"Bagaimana mungkin aku bisa melepaskanmu? Katakan! Bagaimana caranya?" Diran memandangi kedua telapak tangannya. Jemari itu bergetar dan ditetesi butiran air yang jatuh dari sudut matanya. Tiga hari lalu, kedua tangan itu menggenggam tubuh Rin yang dingin. Wajahnya memucat, tapi senyum tetap mengembang di sisa-sisa helaan napasnya yang berat.
"Tidak ada yang bisa kami lakukan. Kondisinya terus menurun. Hanya keajaiban...,"

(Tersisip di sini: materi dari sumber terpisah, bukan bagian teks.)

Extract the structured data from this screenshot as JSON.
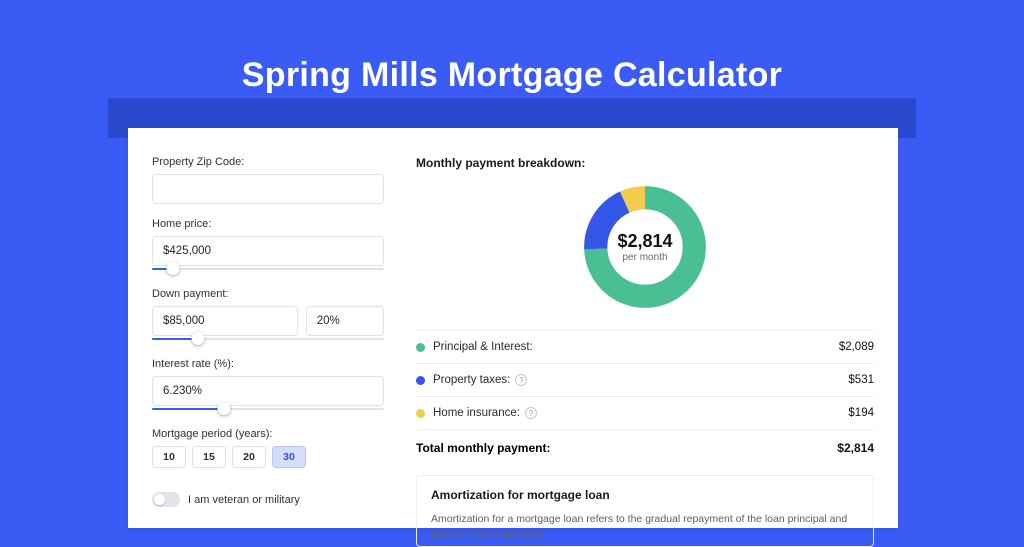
{
  "page": {
    "title": "Spring Mills Mortgage Calculator"
  },
  "form": {
    "zip": {
      "label": "Property Zip Code:",
      "value": ""
    },
    "home_price": {
      "label": "Home price:",
      "value": "$425,000",
      "slider_pct": 9
    },
    "down_payment": {
      "label": "Down payment:",
      "amount": "$85,000",
      "percent": "20%",
      "slider_pct": 20
    },
    "interest": {
      "label": "Interest rate (%):",
      "value": "6.230%",
      "slider_pct": 31
    },
    "period": {
      "label": "Mortgage period (years):",
      "options": [
        "10",
        "15",
        "20",
        "30"
      ],
      "selected": "30"
    },
    "veteran": {
      "label": "I am veteran or military",
      "checked": false
    }
  },
  "breakdown": {
    "title": "Monthly payment breakdown:",
    "center_value": "$2,814",
    "center_sub": "per month",
    "items": [
      {
        "label": "Principal & Interest:",
        "value": "$2,089",
        "color": "#4bbf94",
        "info": false
      },
      {
        "label": "Property taxes:",
        "value": "$531",
        "color": "#3557e8",
        "info": true
      },
      {
        "label": "Home insurance:",
        "value": "$194",
        "color": "#f3cc4d",
        "info": true
      }
    ],
    "total_label": "Total monthly payment:",
    "total_value": "$2,814"
  },
  "amort": {
    "title": "Amortization for mortgage loan",
    "text": "Amortization for a mortgage loan refers to the gradual repayment of the loan principal and interest over a specified"
  },
  "chart_data": {
    "type": "pie",
    "title": "Monthly payment breakdown",
    "series": [
      {
        "name": "Principal & Interest",
        "value": 2089,
        "color": "#4bbf94"
      },
      {
        "name": "Property taxes",
        "value": 531,
        "color": "#3557e8"
      },
      {
        "name": "Home insurance",
        "value": 194,
        "color": "#f3cc4d"
      }
    ],
    "total": 2814,
    "center_label": "$2,814 per month"
  }
}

"Omong kosong!" potong Diran. Dengan perasaan begitu kacau, ia keluar dari ruang dokter dan terisak semakin nyaring. "Bagaimana mungkin... bagaimana mungkin kalian begitu cepat menyerah sementara Rinku masih sadar!" sesalnya. Namun, pada Akhirnya Diran sadar. Tidak ada yang dipahami tentang tubuh manusia, kecuali mereka yang benar-benar rapuh.
"Diran!"
Suara itu terdengar lirih. Rin berdiri di mulut pintu ruang perawatannya. Segera, Diran mengusap pipinya yang basah dan mendatangi Rin.
"Kenapa bangun? Istirahatlah!"
"Biarkan aku melihatnya!"
Diran mengangat Rin dan membawa perempuan itu kembali ke tempat tidur. "Tentu saja aku akan membawanya padamu!" ragu Diran. Bayi perempuan mereka ia letakkan di kamar terpisah, di dalam inkubator yang hangat. Lalu, Diran membentuk pelindung seadanya dengan kekuatannya agar terhindar dari makhluk-makhluk dimensi lain. Sebuah teknik yang pernah ia pelajari dari Wang Mo Ryu.

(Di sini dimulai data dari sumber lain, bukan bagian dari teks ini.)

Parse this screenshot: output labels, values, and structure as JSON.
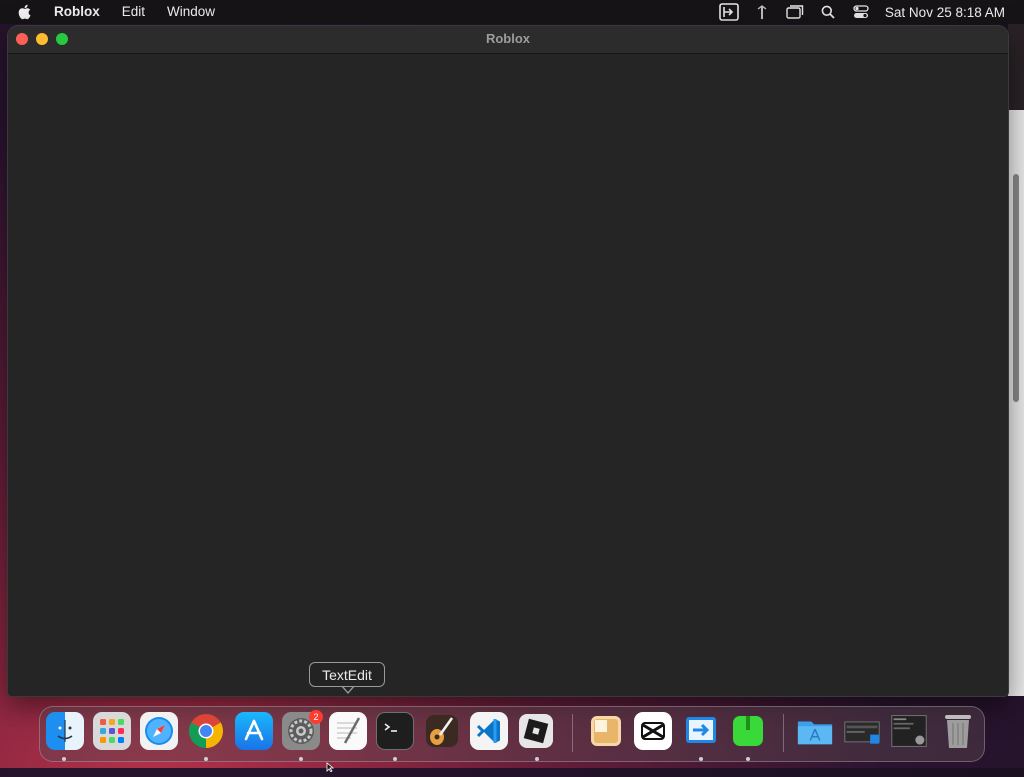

Bayi mereka tidak menangis dan tidak bereaksi jika disakiti. Tapi, monitor EKG masih menunjukkan adanya aktivitas jantung yang berdetak. Teratur, namun sangat lemah. Diran takut Rin akan semakin sedih ketika melihat kondisi buah hati mereka.
"Bawa dia padaku!" Rin mengiba.
Lama Diran terdiam dengan memandangi bibir Rin yang mulai berwarna abu-abu. Bibir itu, Diran menciumnya. Ada sensasi dingin yang menjalar hingga ke ujung jarinya kemudian. "Tunggu sebentar!" katanya.
Diran kembali ke kamar perawatan dengan bayi perempuan cantik di tangannya.
Rin menyambutnya segera. Untuk pertama kalinya ia akhirnya bisa menggendong putrinya. "Hey, manis! Ayo, buka matamu!" Rin tersenyum getir ketika mengatakan itu. Dia samasekali tidak mengerti apa yang terjadi. Tapi, logikanya mengarah pada sesuatu yang mungkin buruk.
"Dia hidup," sebut Diran yang tidak cukup membuat Rin terhibur. Namun Rin bisa memahami kenapa Diran hanya mengatakan itu.
"Aku tahu. Dia akan hidup. Kau akan membawanya ke Wang Mo Ryu!"
Diran berpaling, menyembunyikan wajahnya yang mulai basah lagi. Namun, dengan genggaman tangan yang lemah, Rin memaksa Diran untuk berpaling padanya. "Kau akan berjanji padaku untuk membawanya kepada Wang Mo Ryu, iya 'kan?"
Diran sudah tidak tahan lagi, kristal air yang menyelimuti kornea mata Rin membuatnya merasa lemah. Diran memeluk Rin, lalu berkata, "Ya! Aku akan membawanya!"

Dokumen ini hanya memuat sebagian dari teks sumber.